It was the biggest slide for the Dow & the S&P 500 index since July 2, when a weak employment report fanned worries about the economy and pushed stocks down more than 2.5 percent.

The Nasdaq fell 54.68, or 2.8 percent, to 1,930.84, its biggest drop since June 22.

About 2,700 stocks fell while only 335 rose on the New York Stock Exchange, where consolidated volume came to a light 5 billion shares and was essentially flat with Friday.

The Dow Jones Wilshire 5000 index, which reflects nearly all stocks traded in America, fell 2.5 percent. That's a paper loss of about $299 billion.

Meanwhile, the yield on the benchmark 10-year Treasury note, which moves opposite its price, fell to 3.47 percent from 3.57 percent late Friday.

Many analysts say stocks have piled on gains too quickly.

"We have come an awful long way. To not expect a sell-off after the degree of increase -- I think you're dreaming," said John Merrill, chief investment officer of Tanglewood Wealth Management in Houston.

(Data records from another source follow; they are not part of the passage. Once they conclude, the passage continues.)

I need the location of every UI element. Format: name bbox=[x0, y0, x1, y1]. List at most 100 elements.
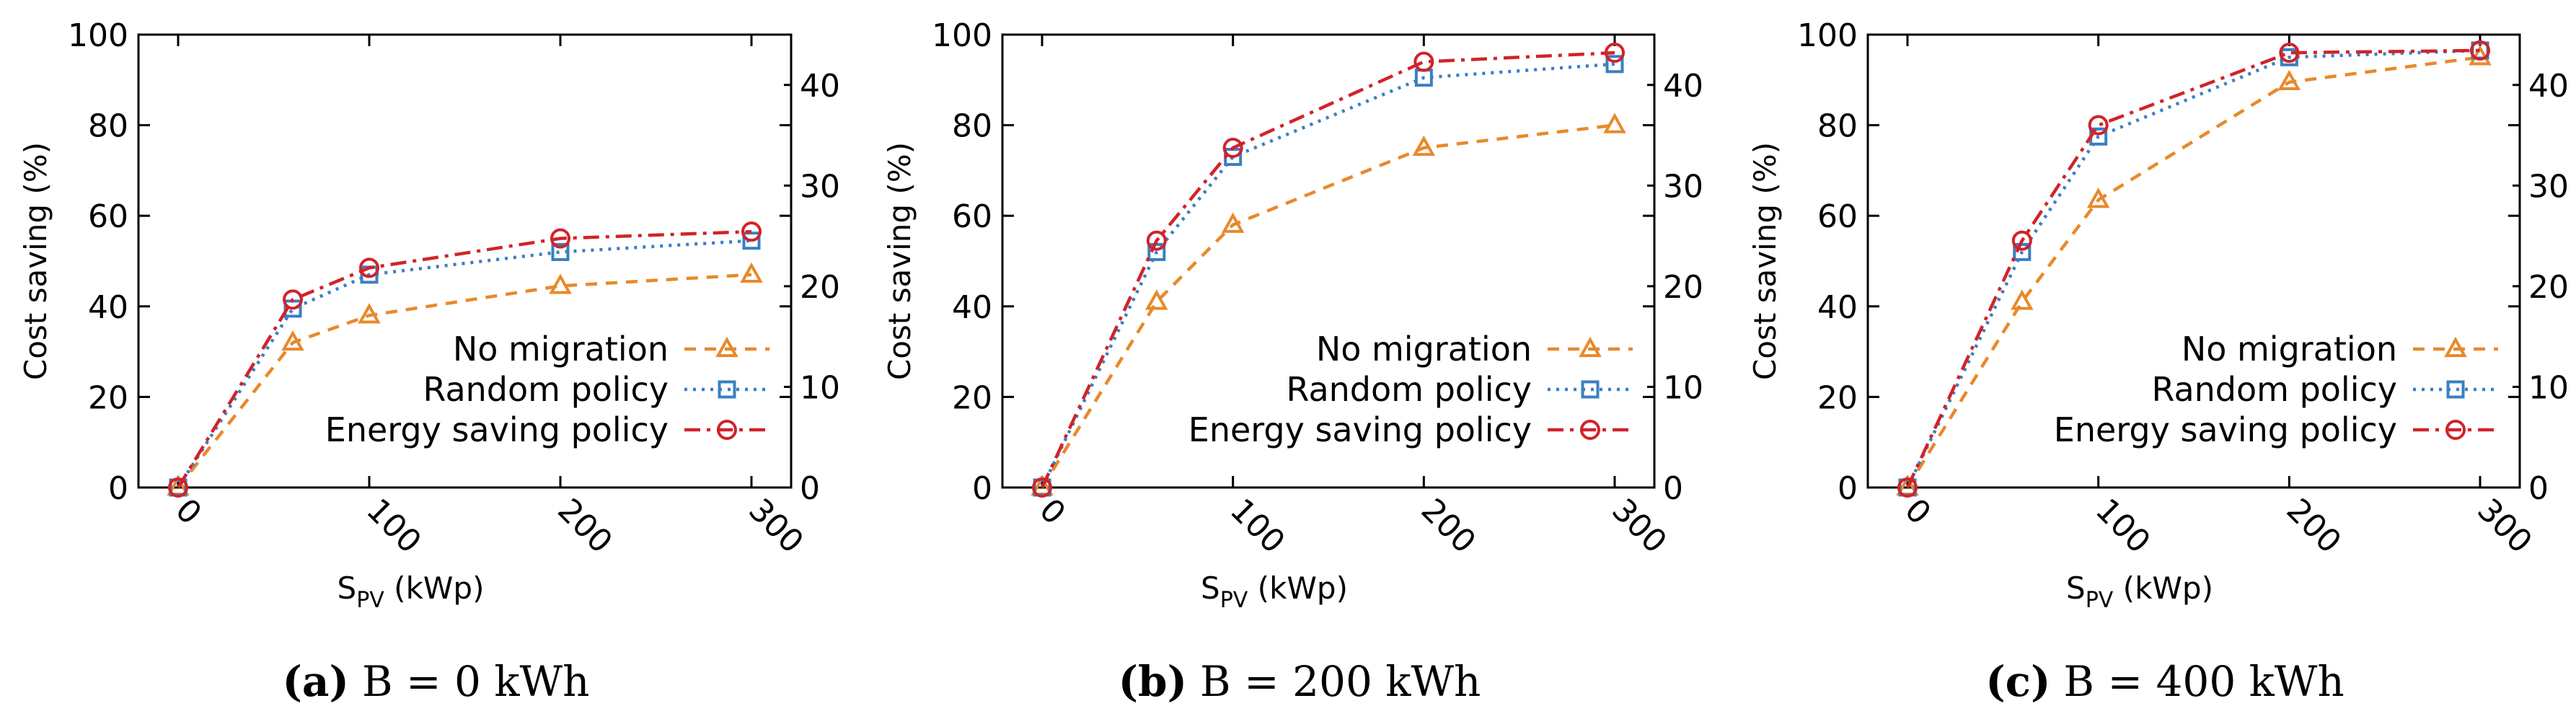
data-point-random_policy bbox=[1605, 55, 1624, 74]
x-axis-label-base: S bbox=[2066, 570, 2086, 606]
data-point-energy_saving_policy bbox=[2470, 40, 2490, 61]
panel-caption: (a) B = 0 kWh bbox=[282, 657, 589, 706]
legend-marker-no_migration bbox=[715, 336, 738, 358]
y2-tick-label: 20 bbox=[2528, 269, 2569, 306]
data-point-no_migration bbox=[2469, 45, 2492, 66]
x-tick-label: 200 bbox=[550, 492, 619, 560]
data-point-no_migration bbox=[1145, 289, 1168, 310]
y-tick-label: 80 bbox=[952, 108, 992, 145]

The Chicago Board Options Exchange's Volatility Index, also known as the market's fear index, surged 14.9 percent, its biggest one-day increase since April. The VIX stands at 27.9 and is down 30 percent in 2009 and its historical average is 18-20. It hit a record 89.5 in October at the height of the financial crisis.

Overseas, Japan's Nikkei stock average fell 3.1 percent as investors weren't satisfied by news that the country had emerged from recession in the second quarter. Britain's FTSE 100 fell 1.5 percent, Germany's DAX index lost 2 percent, and France's CAC-40 fell 2.2 percent.

Commodities prices fell as investors worried demand would fall. A barrel of crude oil fell 76 cents to settle at $66.75 on the New York Mercantile Exchange. It is down more than 5 percent in two days.

Among stocks, Lowe's fell $2.36, or 10.3 percent, to $20.47. Consumer staples stocks fared best as investors looked for safety. Coca-Cola Co. rose 23 cents to $48.70.

The dollar rose against other major currencies, while gold prices fell.

The Russell 2000 index of smaller companies fell 15.72, or 2.8 percent, to 548.18.